Chaos theory and the concept of unintended consequences has many, including Wall Street, wondering if a fluttering butterfly in China could affect how we sell apples to China and the rest of the world. A bit obtuse perhaps, but the trade tariffs between these two giant economies could have enormous impacts on individual companies and industries, affecting GDP as a whole.
Trump campaigned on accusations that the Chinese government was guilty of unfair trade practices, which ostensibly puts U.S. companies at a disadvantage. Many international leaders have agreed that China unfairly subsidizes its businesses, and has at times devalued its currency to boost exports. Trump also mentioned this countless times on the campaign trail.
Let’s look at the numbers. China exported $505 billion in goods to the U.S., and U.S. companies exported $135 billion in goods to China in 2017, leaving a $370 billion trade deficit, which Trump says has a deleterious effect
on our domestic economy.
So how did we escalate to this point? One must look back to the Great Depression to understand the havoc that was wreaked upon the nation and the world through protectionist trade barriers. The industrialized world devoted tremendous effort post-war to avoid this happening again. Fast forward to today. The Trump vision is clear. Attempt to safeguard America’s national interests, protect home industry and cut trade deficit with China. Critics see it another way. Those opposed imply that these policies only risk making America economically impaired, rather than “great again.”
You need to look no further than Walmart to understand the impact of trade with China on the individual American. Ordinary American consumers have more choices for good quality products at better prices thanks to imports from China, exclaim opponents to Chinese tariffs. These imports include final products that China has comparative advantages in making, and also intermediate Chinese goods that U.S. industries use to produce more competitive products and provide better community services in healthcare, education and emergency response.

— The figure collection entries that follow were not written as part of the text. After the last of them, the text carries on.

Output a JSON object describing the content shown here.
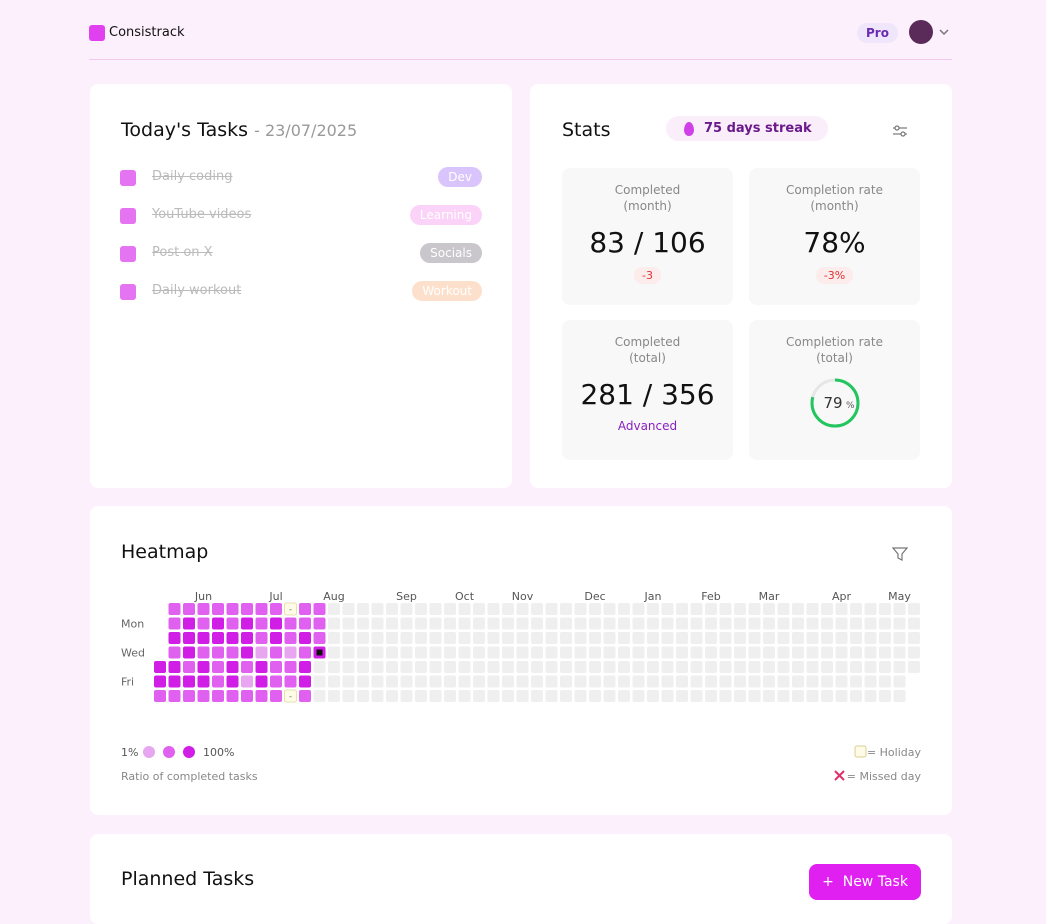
{
  "header": {
    "brand": "Consistrack",
    "plan": "Pro"
  },
  "tasks": {
    "title": "Today's Tasks",
    "date": "- 23/07/2025",
    "items": [
      {
        "name": "Daily coding",
        "tag": "Dev",
        "tag_color": "#d9c4fb"
      },
      {
        "name": "YouTube videos",
        "tag": "Learning",
        "tag_color": "#fbd3f8"
      },
      {
        "name": "Post on X",
        "tag": "Socials",
        "tag_color": "#c9c6cc"
      },
      {
        "name": "Daily workout",
        "tag": "Workout",
        "tag_color": "#fde0cc"
      }
    ]
  },
  "stats": {
    "title": "Stats",
    "streak": "75 days streak",
    "cards": [
      {
        "label": "Completed",
        "period": "(month)",
        "value": "83 / 106",
        "change": "-3"
      },
      {
        "label": "Completion rate",
        "period": "(month)",
        "value": "78%",
        "change": "-3%"
      },
      {
        "label": "Completed",
        "period": "(total)",
        "value": "281 / 356",
        "badge": "Advanced"
      },
      {
        "label": "Completion rate",
        "period": "(total)",
        "progress": 79,
        "progress_unit": "%"
      }
    ]
  },
  "heatmap": {
    "title": "Heatmap",
    "months": [
      {
        "label": "Jun",
        "week": 3
      },
      {
        "label": "Jul",
        "week": 8
      },
      {
        "label": "Aug",
        "week": 12
      },
      {
        "label": "Sep",
        "week": 17
      },
      {
        "label": "Oct",
        "week": 21
      },
      {
        "label": "Nov",
        "week": 25
      },
      {
        "label": "Dec",
        "week": 30
      },
      {
        "label": "Jan",
        "week": 34
      },
      {
        "label": "Feb",
        "week": 38
      },
      {
        "label": "Mar",
        "week": 42
      },
      {
        "label": "Apr",
        "week": 47
      },
      {
        "label": "May",
        "week": 51
      }
    ],
    "days": [
      {
        "label": "Mon",
        "row": 1
      },
      {
        "label": "Wed",
        "row": 3
      },
      {
        "label": "Fri",
        "row": 5
      }
    ],
    "colors": [
      "#efefef",
      "#e8a6f0",
      "#e060f0",
      "#d01ee6"
    ],
    "today": {
      "week": 11,
      "day": 3
    },
    "weeks": [
      [
        null,
        null,
        null,
        null,
        3,
        3,
        2
      ],
      [
        2,
        2,
        3,
        2,
        3,
        3,
        2
      ],
      [
        2,
        3,
        3,
        3,
        2,
        3,
        2
      ],
      [
        2,
        2,
        3,
        2,
        3,
        3,
        2
      ],
      [
        2,
        3,
        3,
        2,
        2,
        2,
        2
      ],
      [
        2,
        2,
        3,
        2,
        3,
        3,
        2
      ],
      [
        2,
        3,
        3,
        3,
        2,
        1,
        2
      ],
      [
        2,
        2,
        2,
        1,
        3,
        3,
        2
      ],
      [
        2,
        3,
        3,
        2,
        2,
        2,
        2
      ],
      [
        "-",
        2,
        2,
        1,
        2,
        2,
        "-"
      ],
      [
        2,
        2,
        3,
        2,
        3,
        3,
        2
      ],
      [
        2,
        2,
        2,
        3,
        0,
        0,
        0
      ],
      [
        0,
        0,
        0,
        0,
        0,
        0,
        0
      ],
      [
        0,
        0,
        0,
        0,
        0,
        0,
        0
      ],
      [
        0,
        0,
        0,
        0,
        0,
        0,
        0
      ],
      [
        0,
        0,
        0,
        0,
        0,
        0,
        0
      ],
      [
        0,
        0,
        0,
        0,
        0,
        0,
        0
      ],
      [
        0,
        0,
        0,
        0,
        0,
        0,
        0
      ],
      [
        0,
        0,
        0,
        0,
        0,
        0,
        0
      ],
      [
        0,
        0,
        0,
        0,
        0,
        0,
        0
      ],
      [
        0,
        0,
        0,
        0,
        0,
        0,
        0
      ],
      [
        0,
        0,
        0,
        0,
        0,
        0,
        0
      ],
      [
        0,
        0,
        0,
        0,
        0,
        0,
        0
      ],
      [
        0,
        0,
        0,
        0,
        0,
        0,
        0
      ],
      [
        0,
        0,
        0,
        0,
        0,
        0,
        0
      ],
      [
        0,
        0,
        0,
        0,
        0,
        0,
        0
      ],
      [
        0,
        0,
        0,
        0,
        0,
        0,
        0
      ],
      [
        0,
        0,
        0,
        0,
        0,
        0,
        0
      ],
      [
        0,
        0,
        0,
        0,
        0,
        0,
        0
      ],
      [
        0,
        0,
        0,
        0,
        0,
        0,
        0
      ],
      [
        0,
        0,
        0,
        0,
        0,
        0,
        0
      ],
      [
        0,
        0,
        0,
        0,
        0,
        0,
        0
      ],
      [
        0,
        0,
        0,
        0,
        0,
        0,
        0
      ],
      [
        0,
        0,
        0,
        0,
        0,
        0,
        0
      ],
      [
        0,
        0,
        0,
        0,
        0,
        0,
        0
      ],
      [
        0,
        0,
        0,
        0,
        0,
        0,
        0
      ],
      [
        0,
        0,
        0,
        0,
        0,
        0,
        0
      ],
      [
        0,
        0,
        0,
        0,
        0,
        0,
        0
      ],
      [
        0,
        0,
        0,
        0,
        0,
        0,
        0
      ],
      [
        0,
        0,
        0,
        0,
        0,
        0,
        0
      ],
      [
        0,
        0,
        0,
        0,
        0,
        0,
        0
      ],
      [
        0,
        0,
        0,
        0,
        0,
        0,
        0
      ],
      [
        0,
        0,
        0,
        0,
        0,
        0,
        0
      ],
      [
        0,
        0,
        0,
        0,
        0,
        0,
        0
      ],
      [
        0,
        0,
        0,
        0,
        0,
        0,
        0
      ],
      [
        0,
        0,
        0,
        0,
        0,
        0,
        0
      ],
      [
        0,
        0,
        0,
        0,
        0,
        0,
        0
      ],
      [
        0,
        0,
        0,
        0,
        0,
        0,
        0
      ],
      [
        0,
        0,
        0,
        0,
        0,
        0,
        0
      ],
      [
        0,
        0,
        0,
        0,
        0,
        0,
        0
      ],
      [
        0,
        0,
        0,
        0,
        0,
        0,
        0
      ],
      [
        0,
        0,
        0,
        0,
        0,
        0,
        0
      ],
      [
        0,
        0,
        0,
        0,
        0,
        null,
        null
      ]
    ],
    "legend_low": "1%",
    "legend_high": "100%",
    "legend_caption": "Ratio of completed tasks",
    "holiday": "= Holiday",
    "missed": "= Missed day"
  },
  "planned": {
    "title": "Planned Tasks",
    "button": "New Task"
  }
}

How will this all play out? So far, neither of the heavyweight contenders is backing down going in to round number two. China’s shadow boxing approach is to show it’s willing to stand up to the United States but without going as far as landing a knockout punch that could seriously disrupt the global trading system. As such, Trump will enter round two of the battle trying to find diplomatic footing as his surrounding advisors are reshuffled. With the president’s top trade advisers flying hawkish and aggressive, it may be likely that the referee may have to stop the fight before round three. And as with Ali-Frasier, we know that once it begins, another fight or two are probably just down the road.